[Bell Historians]

Richard Smith richard at tXSLfaDkkida6QGdy4RlZPueWj6JcU34Hegttno5Z4UuzvWVEp8OKBN6Fr7K0kaJ3OR-xbRLvtycKq5s.yahoo.invalid
Thu Jan 22 23:48:10 GMT 2009

Anne Willis wrote:

> Looking at the 'million books' list and the items below on 
> e-bay I have a strong suspicion that someone is 
> downloading free books onto cd's and profiting by it.

Perhaps I'm reading something into your email that you 
weren't intending, and if so, I apologise.  But I get the 
impression that you believe it is wrong or against the 
spirit of the 'million books' project (and some other 
similar projects) for people to download these, put them on 
to CD, and sell the CDs for a profit.

In many of these projects including the Internet Archive's 
'million books' project, many of the scans of the books are 
available under a very permissive style of licence known as 
the Creative Commons which quite explicitly allows 
(encourages, even) people to do precisely what this person 
on ebay appears to be doing (provided a few basic 
requirements, such as attribution, are adhered to); and 
other scans appear to be released into the public domain.

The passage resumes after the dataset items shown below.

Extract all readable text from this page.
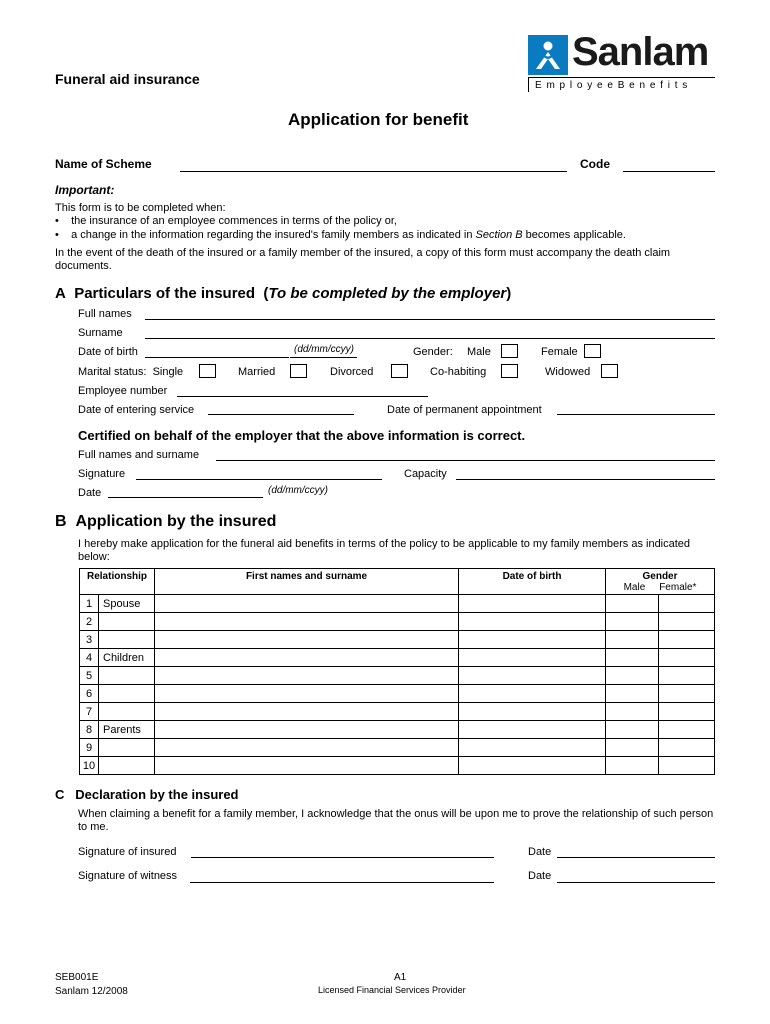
Sanlam
E m p l o y e e B e n e f i t s
Funeral aid insurance
Application for benefit
Name of Scheme	Code
Important:
This form is to be completed when:
•    the insurance of an employee commences in terms of the policy or,
•    a change in the information regarding the insured's family members as indicated in Section B becomes applicable.
In the event of the death of the insured or a family member of the insured, a copy of this form must accompany the death claim documents.
A Particulars of the insured  (To be completed by the employer)
Full names
Surname
Date of birth	(dd/mm/ccyy)	Gender: Male	Female
Marital status: Single	Married	Divorced	Co-habiting	Widowed
Employee number
Date of entering service	Date of permanent appointment
Certified on behalf of the employer that the above information is correct.
Full names and surname
Signature	Capacity
Date	(dd/mm/ccyy)
B Application by the insured
I hereby make application for the funeral aid benefits in terms of the policy to be applicable to my family members as indicated below:
Relationship		First names and surname	Date of birth	Gender
Male Female*	

1	Spouse				
2					
3					
4	Children				
5					
6					
7					
8	Parents				
9					
10					
C Declaration by the insured
When claiming a benefit for a family member, I acknowledge that the onus will be upon me to prove the relationship of such person to me.
Signature of insured	Date
Signature of witness	Date
SEB001E
Sanlam 12/2008
A1
Licensed Financial Services Provider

The likes of the Internet Archive gain nothing when someone 
visits their site -- there's no advertising there, and they 
don't sell things -- indeed, it costs them (or rather, their 
sponsers) considerably when someone spends the evening 
reading Stahlschmidt's Kent, or Raven's Cambridge, or 
whatever on-line.  It's done solely for altrustic reasons.

By contrast, if a third party produces a CD or DVD, or a 
bound print-out, of these books, the Internet Archive only 
have to pay for a single download.  So by doing these 
things, you are doing them a favour.

(The case of Google Books is rather different: they are a 
commercial company who make money from advertising, and, as 
far as I know, do not licence the images in such a 
permissive way.)

I appreciate that this is slightly off-topic, but if people 
are to make proper use of the resources available on the 
internet, it's as well to be familiar with what is 
acceptable and what isn't, especially when it is different 
to what is familar from more traditional media.